Chi An se figea. Il tâta et sentit effectivement plusieurs nouvelles bosses. Il retourna son poignet pour regarder : c'était pareil près du coude. L'endroit qu'il avait gratté trop fort ne formait déjà plus qu'une seule plaque.

« … C'est vrai. » Le cœur de Chi An manqua un battement et il fronça les sourcils, désemparé. Enfant, il faisait des réactions allergiques inexpliquées. On avait fini par tester ses allergènes, et il en avait pas mal parmi les plus courants. Aussi, quand il mangeait dehors, il demandait en général avant.

Mais il n'avait plus fait de crise depuis des années, et il avait toujours cru que c'était parce qu'il avait grandi et que ses défenses s'étaient renforcées. Il ne s'attendait pas du tout à ce que ça revienne aussi brusquement.

Les démangeaisons devinrent peu à peu insupportables et gagnèrent sa poitrine et ses jambes. Lu Xin'ou se leva aussitôt. « Viens, je t'emmène à l'hôpital. »

« Je viens aussi, je viens aussi », ajouta Bai Yi.

« Ce n'est pas la peine. » Chi An fit un geste de la main. Sa réaction n'était pas particulièrement grave ; c'était surtout les démangeaisons, et il devait s'empêcher de se gratter. Rien d'autre n'allait de travers. « Je vais juste rentrer prendre mes médicaments. J'en ai à la maison. Continuez à manger, ne vous occupez pas de moi. »

« Comment veux-tu qu'on fasse ça ? »

« On ferait quand même mieux d'aller à l'hôpital. »

Chi An se leva, le ton détendu. « Vraiment, ce n'est pas la peine. C'est un vieux problème, je sais quoi faire. J'habite près de la fac, c'est à dix minutes en taxi. »

Il était ferme, alors les autres n'insistèrent pas. Bai Yi et Lu Xin'ou l'accompagnèrent en bas et lui hélèrent un taxi. « Appelle-nous si tu te sens mal. »

« Promis. » Chi An referma la portière. « Rentrez, vous. »

Le taxi démarra.
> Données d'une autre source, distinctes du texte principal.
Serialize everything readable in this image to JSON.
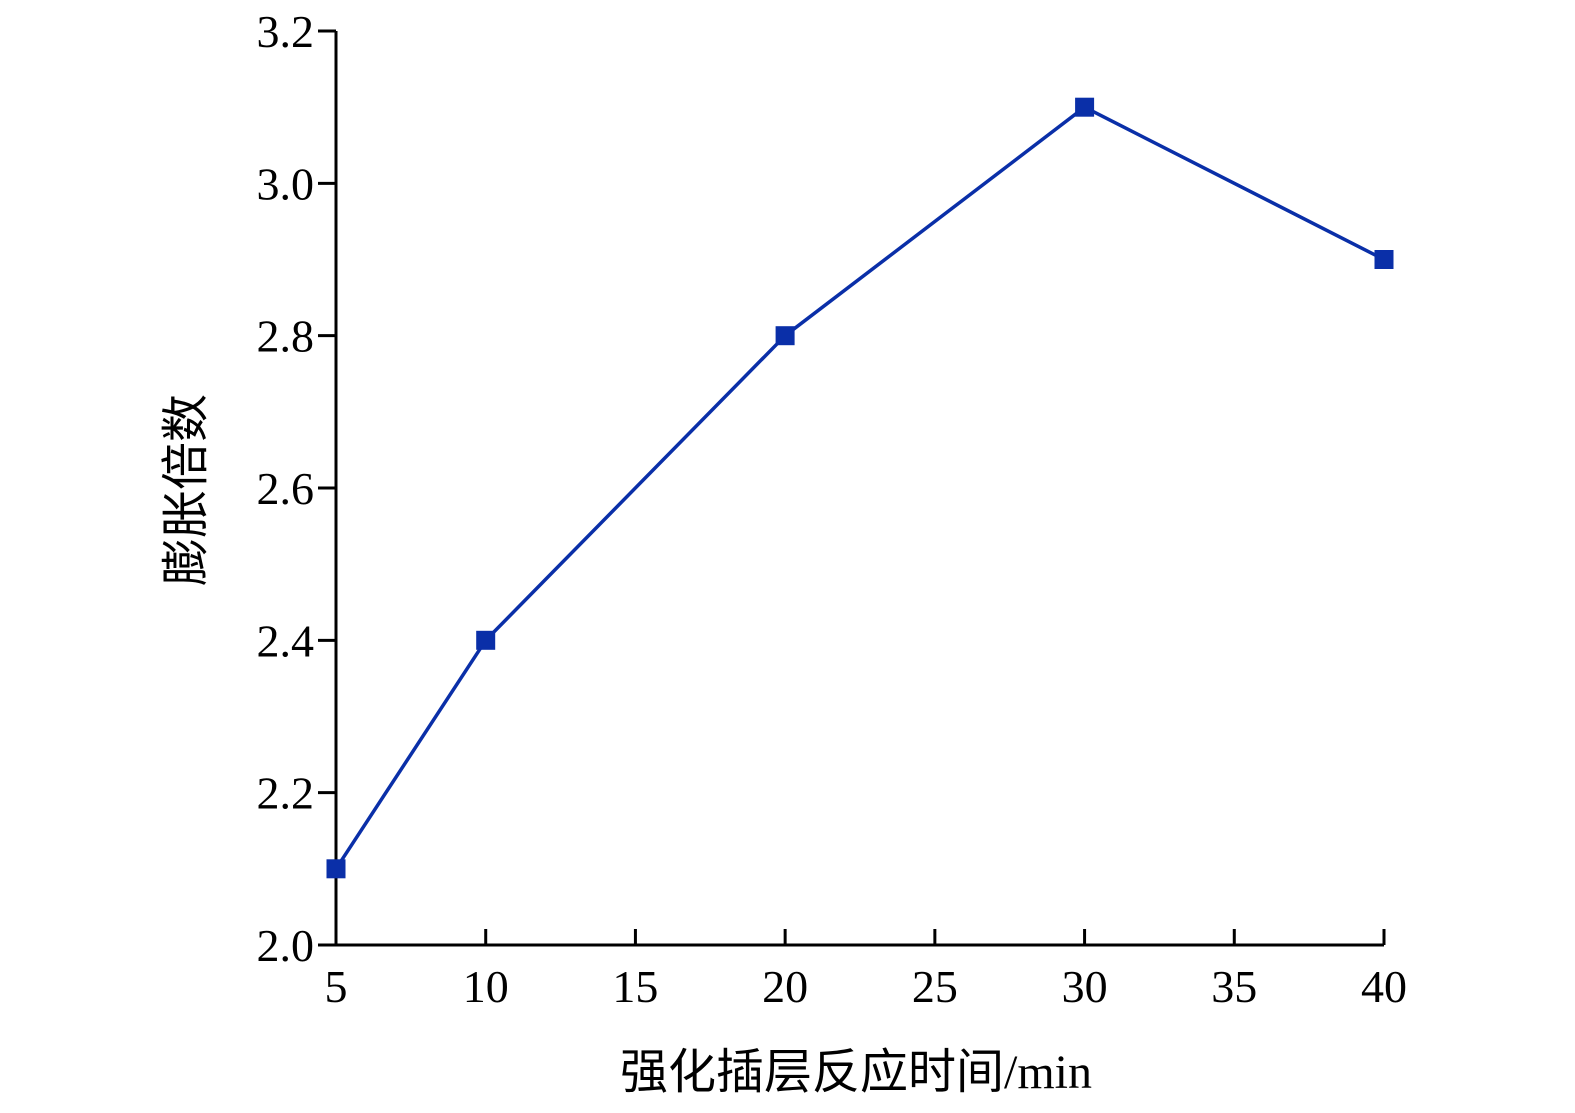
{
  "chart_data": {
    "type": "line",
    "title": "",
    "xlabel": "强化插层反应时间/min",
    "ylabel": "膨胀倍数",
    "xlim": [
      5,
      40
    ],
    "ylim": [
      2.0,
      3.2
    ],
    "x_ticks": [
      5,
      10,
      15,
      20,
      25,
      30,
      35,
      40
    ],
    "x_tick_labels": [
      "5",
      "10",
      "15",
      "20",
      "25",
      "30",
      "35",
      "40"
    ],
    "y_ticks": [
      2.0,
      2.2,
      2.4,
      2.6,
      2.8,
      3.0,
      3.2
    ],
    "y_tick_labels": [
      "2.0",
      "2.2",
      "2.4",
      "2.6",
      "2.8",
      "3.0",
      "3.2"
    ],
    "grid": false,
    "legend": "none",
    "series": [
      {
        "x": [
          5,
          10,
          20,
          30,
          40
        ],
        "y": [
          2.1,
          2.4,
          2.8,
          3.1,
          2.9
        ],
        "color": "#0a2fa8",
        "marker": "square"
      }
    ]
  }
}
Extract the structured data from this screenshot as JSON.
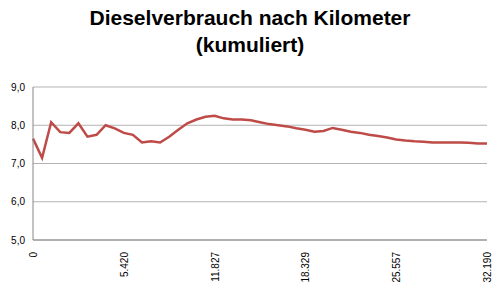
{
  "chart_data": {
    "type": "line",
    "title": "Dieselverbrauch nach Kilometer\n(kumuliert)",
    "categories": [
      "0",
      null,
      null,
      null,
      null,
      null,
      null,
      null,
      null,
      null,
      "5.420",
      null,
      null,
      null,
      null,
      null,
      null,
      null,
      null,
      null,
      "11.827",
      null,
      null,
      null,
      null,
      null,
      null,
      null,
      null,
      null,
      "18.329",
      null,
      null,
      null,
      null,
      null,
      null,
      null,
      null,
      null,
      "25.557",
      null,
      null,
      null,
      null,
      null,
      null,
      null,
      null,
      null,
      "32.190"
    ],
    "series": [
      {
        "name": "Dieselverbrauch",
        "color": "#be4b48",
        "values": [
          7.65,
          7.15,
          8.08,
          7.82,
          7.8,
          8.05,
          7.7,
          7.75,
          8.0,
          7.92,
          7.8,
          7.75,
          7.55,
          7.58,
          7.55,
          7.7,
          7.88,
          8.05,
          8.15,
          8.22,
          8.25,
          8.18,
          8.15,
          8.15,
          8.13,
          8.08,
          8.03,
          8.0,
          7.97,
          7.92,
          7.88,
          7.83,
          7.85,
          7.93,
          7.88,
          7.83,
          7.8,
          7.75,
          7.72,
          7.68,
          7.63,
          7.6,
          7.58,
          7.57,
          7.55,
          7.55,
          7.55,
          7.55,
          7.54,
          7.52,
          7.52
        ]
      }
    ],
    "ylim": [
      5,
      9
    ],
    "yticks": [
      {
        "value": 5,
        "label": "5,0"
      },
      {
        "value": 6,
        "label": "6,0"
      },
      {
        "value": 7,
        "label": "7,0"
      },
      {
        "value": 8,
        "label": "8,0"
      },
      {
        "value": 9,
        "label": "9,0"
      }
    ],
    "grid": true
  }
}
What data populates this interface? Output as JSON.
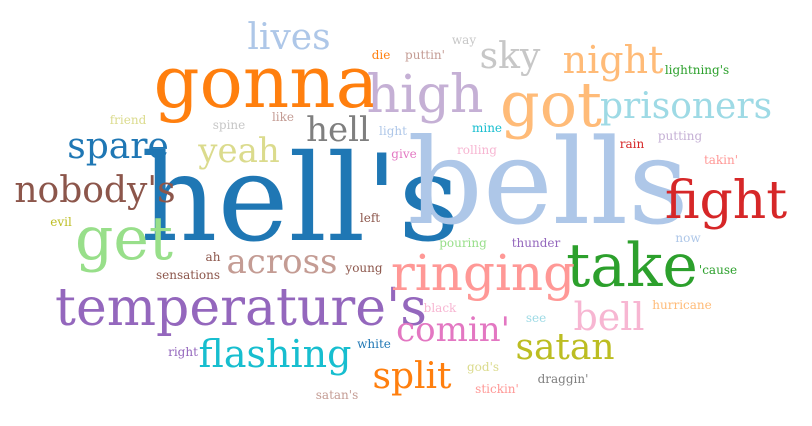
{
  "words": [
    {
      "text": "hell's",
      "color": "#1f77b4"
    },
    {
      "text": "bells",
      "color": "#aec7e8"
    },
    {
      "text": "gonna",
      "color": "#ff7f0e"
    },
    {
      "text": "take",
      "color": "#2ca02c"
    },
    {
      "text": "fight",
      "color": "#d62728"
    },
    {
      "text": "temperature's",
      "color": "#9467bd"
    },
    {
      "text": "ringing",
      "color": "#ff9896"
    },
    {
      "text": "got",
      "color": "#ffbb78"
    },
    {
      "text": "get",
      "color": "#98df8a"
    },
    {
      "text": "high",
      "color": "#c5b0d5"
    },
    {
      "text": "nobody's",
      "color": "#8c564b"
    },
    {
      "text": "prisoners",
      "color": "#9edae5"
    },
    {
      "text": "night",
      "color": "#ffbb78"
    },
    {
      "text": "flashing",
      "color": "#17becf"
    },
    {
      "text": "across",
      "color": "#c49c94"
    },
    {
      "text": "spare",
      "color": "#1f77b4"
    },
    {
      "text": "satan",
      "color": "#bcbd22"
    },
    {
      "text": "bell",
      "color": "#f7b6d2"
    },
    {
      "text": "split",
      "color": "#ff7f0e"
    },
    {
      "text": "comin'",
      "color": "#e377c2"
    },
    {
      "text": "lives",
      "color": "#aec7e8"
    },
    {
      "text": "sky",
      "color": "#c7c7c7"
    },
    {
      "text": "hell",
      "color": "#7f7f7f"
    },
    {
      "text": "yeah",
      "color": "#dbdb8d"
    },
    {
      "text": "lightning's",
      "color": "#2ca02c"
    },
    {
      "text": "putting",
      "color": "#c5b0d5"
    },
    {
      "text": "rain",
      "color": "#d62728"
    },
    {
      "text": "takin'",
      "color": "#ff9896"
    },
    {
      "text": "now",
      "color": "#aec7e8"
    },
    {
      "text": "'cause",
      "color": "#2ca02c"
    },
    {
      "text": "hurricane",
      "color": "#ffbb78"
    },
    {
      "text": "die",
      "color": "#ff7f0e"
    },
    {
      "text": "puttin'",
      "color": "#c49c94"
    },
    {
      "text": "way",
      "color": "#c7c7c7"
    },
    {
      "text": "friend",
      "color": "#dbdb8d"
    },
    {
      "text": "spine",
      "color": "#c7c7c7"
    },
    {
      "text": "like",
      "color": "#c49c94"
    },
    {
      "text": "light",
      "color": "#aec7e8"
    },
    {
      "text": "mine",
      "color": "#17becf"
    },
    {
      "text": "give",
      "color": "#e377c2"
    },
    {
      "text": "rolling",
      "color": "#f7b6d2"
    },
    {
      "text": "evil",
      "color": "#bcbd22"
    },
    {
      "text": "left",
      "color": "#8c564b"
    },
    {
      "text": "ah",
      "color": "#8c564b"
    },
    {
      "text": "sensations",
      "color": "#8c564b"
    },
    {
      "text": "young",
      "color": "#8c564b"
    },
    {
      "text": "pouring",
      "color": "#98df8a"
    },
    {
      "text": "thunder",
      "color": "#9467bd"
    },
    {
      "text": "black",
      "color": "#f7b6d2"
    },
    {
      "text": "see",
      "color": "#9edae5"
    },
    {
      "text": "right",
      "color": "#9467bd"
    },
    {
      "text": "white",
      "color": "#1f77b4"
    },
    {
      "text": "god's",
      "color": "#dbdb8d"
    },
    {
      "text": "stickin'",
      "color": "#ff9896"
    },
    {
      "text": "draggin'",
      "color": "#7f7f7f"
    },
    {
      "text": "satan's",
      "color": "#c49c94"
    }
  ]
}
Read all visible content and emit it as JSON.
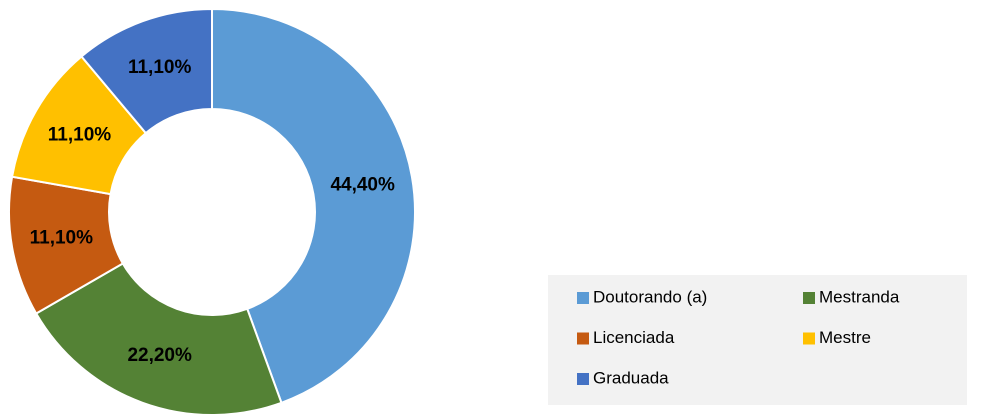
{
  "chart_data": {
    "type": "donut",
    "series": [
      {
        "name": "Doutorando (a)",
        "color": "#5b9bd5",
        "values": [
          44.4
        ],
        "value_labels": [
          "44,40%"
        ]
      },
      {
        "name": "Mestranda",
        "color": "#548235",
        "values": [
          22.2
        ],
        "value_labels": [
          "22,20%"
        ]
      },
      {
        "name": "Licenciada",
        "color": "#c55a11",
        "values": [
          11.1
        ],
        "value_labels": [
          "11,10%"
        ]
      },
      {
        "name": "Mestre",
        "color": "#ffc000",
        "values": [
          11.1
        ],
        "value_labels": [
          "11,10%"
        ]
      },
      {
        "name": "Graduada",
        "color": "#4472c4",
        "values": [
          11.1
        ],
        "value_labels": [
          "11,10%"
        ]
      }
    ],
    "legend": "bottom-right"
  }
}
Dehors, la nuit était complètement tombée. Chi An baissa la vitre et la fraîcheur nocturne s'engouffra. Le vent du soir sembla apaiser une seconde les démangeaisons, avant qu'elles ne reviennent de plus belle.

Il se grattait fébrilement le cou, les bras, la poitrine. Ses ongles pourtant coupés court s'enfonçaient dans sa peau, au point de presque percer les plaques. Par endroits, la peau s'était fendue et laissait perler de minuscules gouttes de sang, et le moindre contact devenait douloureux.